I heard "Don't arrest people" coming from behind. Everyone who was originally loose rushed over at once, shouting "Don't arrest people" and "Don't hit people", and surrounded the police car. The surrounded policemen loudly explained to the crowd that they "didn't arrest anyone, didn't beat anyone, and they all dispersed."


I saw a U-turn and walked for a while, and some people in the crowd slowly left. The cyclists were the first to leave, with their backs to the crowd and away from the barrier line pulled up by the police. Then the people who were separated by the white fence also dispersed.


A few plainclothes policemen mixed in excitedly clapped their hands and shouted "go home" energetically, like a driver of a black car on the side of the road shouting "get in the car" while pulling a job, like a shepherd driving sheep back to the sheep pen. I saw my good friend was furious: "Are you herding sheep? If you want to go, go!"

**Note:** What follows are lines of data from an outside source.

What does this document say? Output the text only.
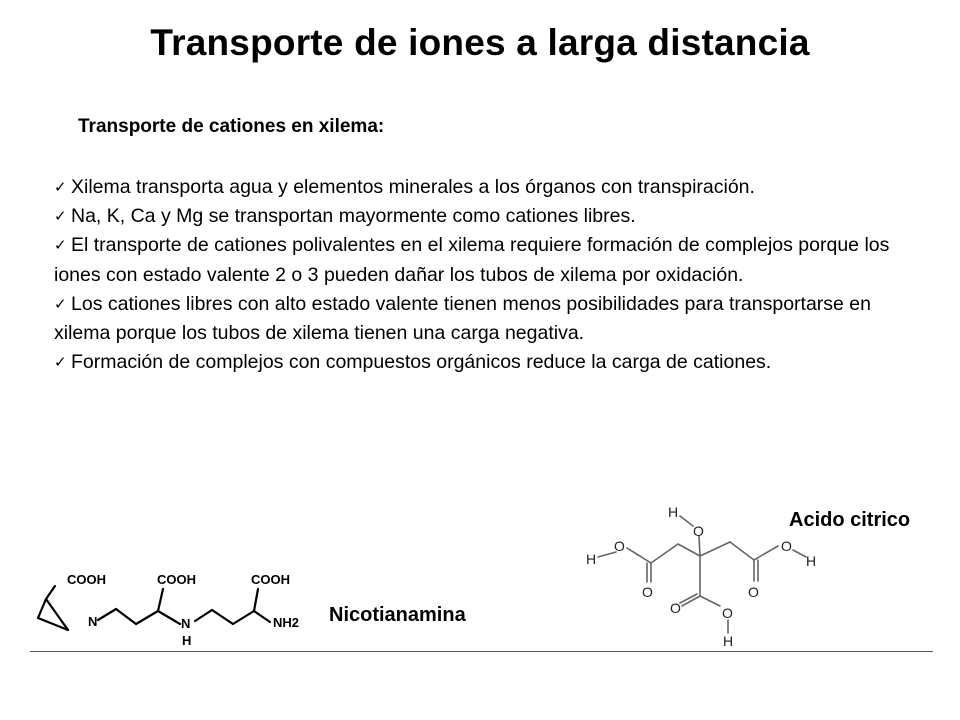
Transporte de iones a larga distancia
Transporte de cationes en xilema:
✓ Xilema transporta agua y elementos minerales a los órganos con transpiración.
✓ Na, K, Ca y Mg se transportan mayormente como cationes libres.
✓ El transporte de cationes polivalentes en el xilema requiere formación de complejos porque los iones con estado valente 2 o 3 pueden dañar los tubos de xilema por oxidación.
✓ Los cationes libres con alto estado valente tienen menos posibilidades para transportarse en xilema porque los tubos de xilema tienen una carga negativa.
✓ Formación de complejos con compuestos orgánicos reduce la carga de cationes.
COOH	COOH	COOH
N	N
H
NH2 Nicotianamina
H
O
H
O
O
H
O
O
O	O
H
Acido citrico
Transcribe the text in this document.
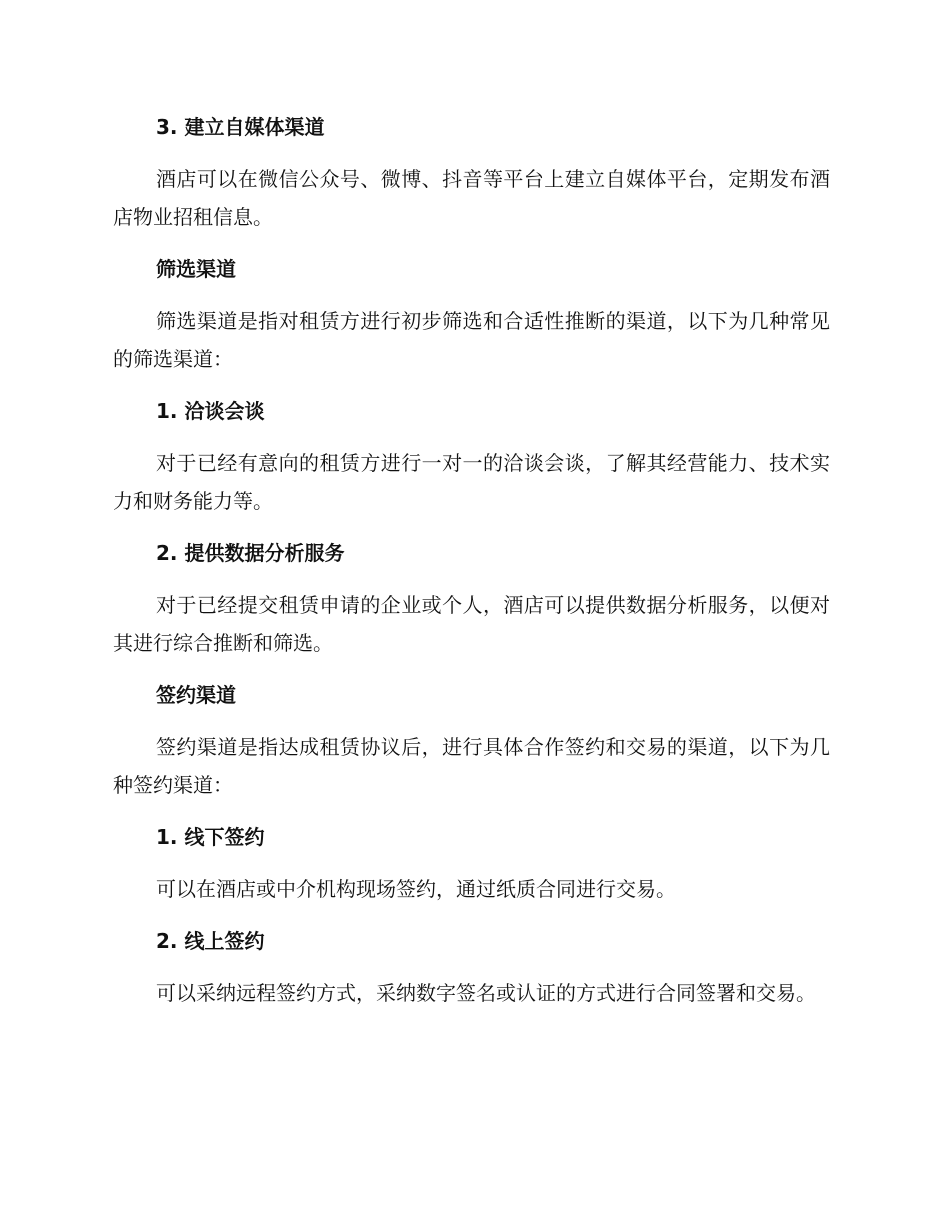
3. 建立自媒体渠道

酒店可以在微信公众号、微博、抖音等平台上建立自媒体平台，定期发布酒店物业招租信息。

筛选渠道

筛选渠道是指对租赁方进行初步筛选和合适性推断的渠道，以下为几种常见的筛选渠道：

1. 洽谈会谈

对于已经有意向的租赁方进行一对一的洽谈会谈，了解其经营能力、技术实力和财务能力等。

2. 提供数据分析服务

对于已经提交租赁申请的企业或个人，酒店可以提供数据分析服务，以便对其进行综合推断和筛选。

签约渠道

签约渠道是指达成租赁协议后，进行具体合作签约和交易的渠道，以下为几种签约渠道：

1. 线下签约

可以在酒店或中介机构现场签约，通过纸质合同进行交易。

2. 线上签约

可以采纳远程签约方式，采纳数字签名或认证的方式进行合同签署和交易。
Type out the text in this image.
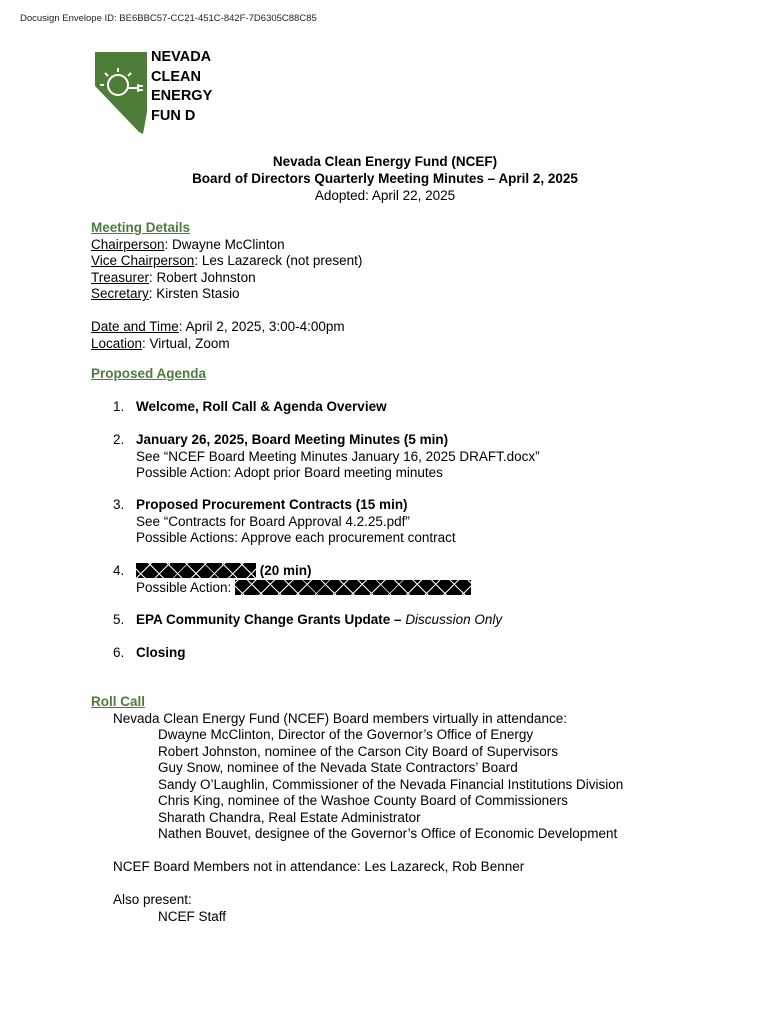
Docusign Envelope ID: BE6BBC57-CC21-451C-842F-7D6305C88C85
NEVADA
CLEAN
ENERGY
FUN D
Nevada Clean Energy Fund (NCEF)
Board of Directors Quarterly Meeting Minutes – April 2, 2025
Adopted: April 22, 2025
Meeting Details
Chairperson: Dwayne McClinton
Vice Chairperson: Les Lazareck (not present)
Treasurer: Robert Johnston
Secretary: Kirsten Stasio
Date and Time: April 2, 2025, 3:00-4:00pm
Location: Virtual, Zoom
Proposed Agenda
1. Welcome, Roll Call & Agenda Overview
2. January 26, 2025, Board Meeting Minutes (5 min)
See “NCEF Board Meeting Minutes January 16, 2025 DRAFT.docx”
Possible Action: Adopt prior Board meeting minutes
3. Proposed Procurement Contracts (15 min)
See “Contracts for Board Approval 4.2.25.pdf”
Possible Actions: Approve each procurement contract
4.	(20 min)
Possible Action:
5. EPA Community Change Grants Update – Discussion Only
6. Closing
Roll Call
Nevada Clean Energy Fund (NCEF) Board members virtually in attendance:
Dwayne McClinton, Director of the Governor’s Office of Energy
Robert Johnston, nominee of the Carson City Board of Supervisors
Guy Snow, nominee of the Nevada State Contractors’ Board
Sandy O’Laughlin, Commissioner of the Nevada Financial Institutions Division
Chris King, nominee of the Washoe County Board of Commissioners
Sharath Chandra, Real Estate Administrator
Nathen Bouvet, designee of the Governor’s Office of Economic Development
NCEF Board Members not in attendance: Les Lazareck, Rob Benner
Also present:
NCEF Staff
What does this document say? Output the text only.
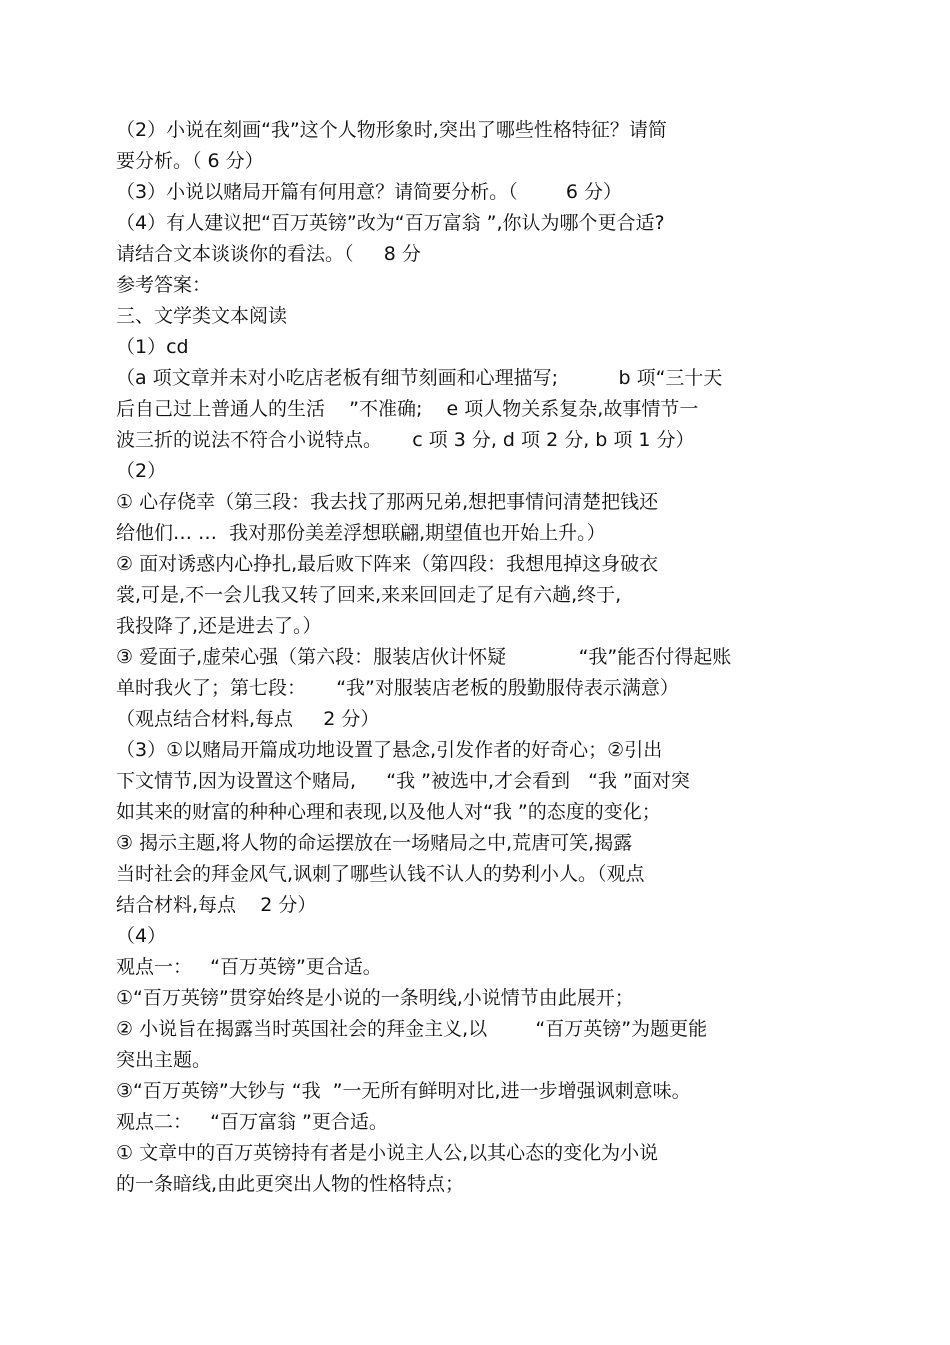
（2）小说在刻画“我”这个人物形象时,突出了哪些性格特征？请简
要分析。（ 6 分）
（3）小说以赌局开篇有何用意？请简要分析。（        6 分）
（4）有人建议把“百万英镑”改为“百万富翁 ”,你认为哪个更合适?
请结合文本谈谈你的看法。（     8 分
参考答案：
三、文学类文本阅读
（1）cd
（a 项文章并未对小吃店老板有细节刻画和心理描写;          b 项“三十天
后自己过上普通人的生活    ”不准确;    e 项人物关系复杂,故事情节一
波三折的说法不符合小说特点。     c 项 3 分, d 项 2 分, b 项 1 分）
（2）
① 心存侥幸（第三段：我去找了那两兄弟,想把事情问清楚把钱还
给他们… …  我对那份美差浮想联翩,期望值也开始上升。）
② 面对诱惑内心挣扎,最后败下阵来（第四段：我想甩掉这身破衣
裳,可是,不一会儿我又转了回来,来来回回走了足有六趟,终于,
我投降了,还是进去了。）
③ 爱面子,虚荣心强（第六段：服装店伙计怀疑            “我”能否付得起账
单时我火了；第七段：     “我”对服装店老板的殷勤服侍表示满意）
（观点结合材料,每点     2 分）
（3）①以赌局开篇成功地设置了悬念,引发作者的好奇心；②引出
下文情节,因为设置这个赌局,     “我 ”被选中,才会看到   “我 ”面对突
如其来的财富的种种心理和表现,以及他人对“我 ”的态度的变化；
③ 揭示主题,将人物的命运摆放在一场赌局之中,荒唐可笑,揭露
当时社会的拜金风气,讽刺了哪些认钱不认人的势利小人。（观点
结合材料,每点    2 分）
（4）
观点一：   “百万英镑”更合适。
①“百万英镑”贯穿始终是小说的一条明线,小说情节由此展开；
② 小说旨在揭露当时英国社会的拜金主义,以        “百万英镑”为题更能
突出主题。
③“百万英镑”大钞与 “我  ”一无所有鲜明对比,进一步增强讽刺意味。
观点二：   “百万富翁 ”更合适。
① 文章中的百万英镑持有者是小说主人公,以其心态的变化为小说
的一条暗线,由此更突出人物的性格特点；
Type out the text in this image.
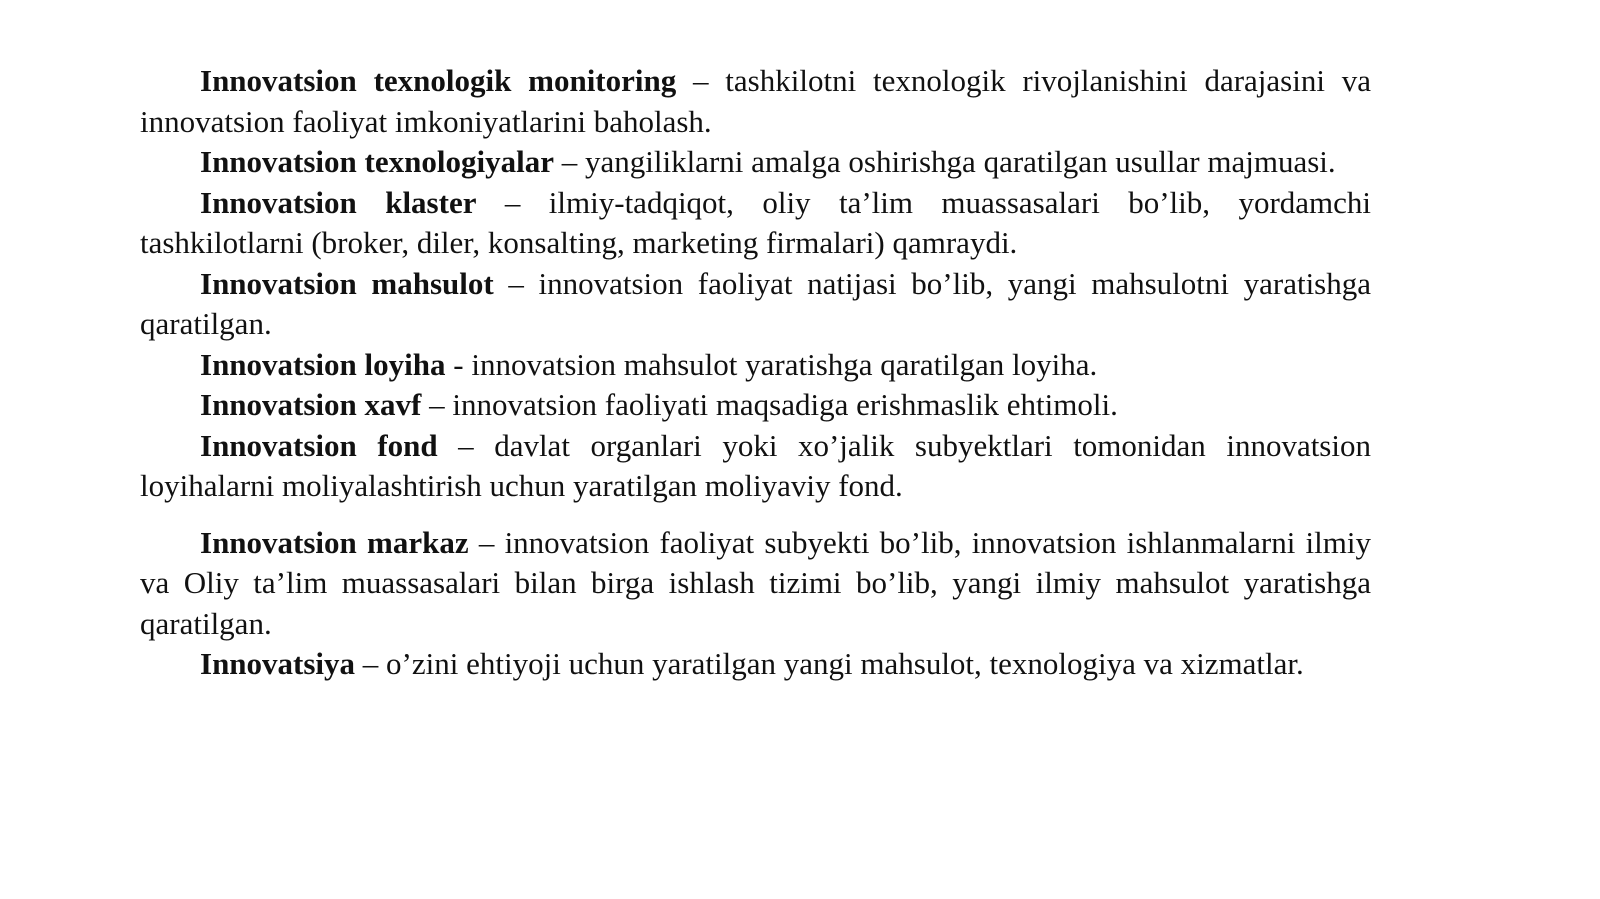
Innovatsion texnologik monitoring – tashkilotni texnologik rivojlanishini darajasini va innovatsion faoliyat imkoniyatlarini baholash.

Innovatsion texnologiyalar – yangiliklarni amalga oshirishga qaratilgan usullar majmuasi.

Innovatsion klaster – ilmiy-tadqiqot, oliy ta’lim muassasalari bo’lib, yordamchi tashkilotlarni (broker, diler, konsalting, marketing firmalari) qamraydi.

Innovatsion mahsulot – innovatsion faoliyat natijasi bo’lib, yangi mahsulotni yaratishga qaratilgan.

Innovatsion loyiha - innovatsion mahsulot yaratishga qaratilgan loyiha.

Innovatsion xavf – innovatsion faoliyati maqsadiga erishmaslik ehtimoli.

Innovatsion fond – davlat organlari yoki xo’jalik subyektlari tomonidan innovatsion loyihalarni moliyalashtirish uchun yaratilgan moliyaviy fond.

Innovatsion markaz – innovatsion faoliyat subyekti bo’lib, innovatsion ishlanmalarni ilmiy va Oliy ta’lim muassasalari bilan birga ishlash tizimi bo’lib, yangi ilmiy mahsulot yaratishga qaratilgan.

Innovatsiya – o’zini ehtiyoji uchun yaratilgan yangi mahsulot, texnologiya va xizmatlar.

I saw plainclothes policemen shouting in the crowd, and uniformed policemen shouting outside the crowd. The crowd dispersed slowly. People scattered in four directions: those who stopped at the same place to say goodbye to their friends, those who continued to walk towards Liangmaqiao Subway Station, and those who turned back and wandered the way they came from.


I saw how weak we are. Those voices that have been shouted countless times on the Internet suddenly sounded on the real streets, and we couldn't believe it; when some common sense about freedom was shouted out by others, we couldn't believe it.


This night, we tried to sing the Internationale together, but couldn't. We wanted to sing do you hear the people singing, but couldn't. We don't have Luo Dayou, Cui Jian, or Bob Dylan. We tried to shout "Sitong Bridge Declaration" together, and when we reached the fourth sentence, our voices weakened.


I see how clumsy we are. We haven't shouted together for so long that we almost forgot how to make a sound. We haven't sung together for so long that we almost forgot how to sing.


I saw the windows of the residential buildings in Xinyuanli were closed tightly, and I saw the darkness of the high-end office buildings in Liangmahe. I saw some cars blocked out and impassable. I saw a lot of police cars with lights flashing but not honking their horns. I saw the leader who appeared on the scene but did not dare to face us directly.


I saw a lot of familiar faces, they made appointments with friends, and they came together, and no one was alone.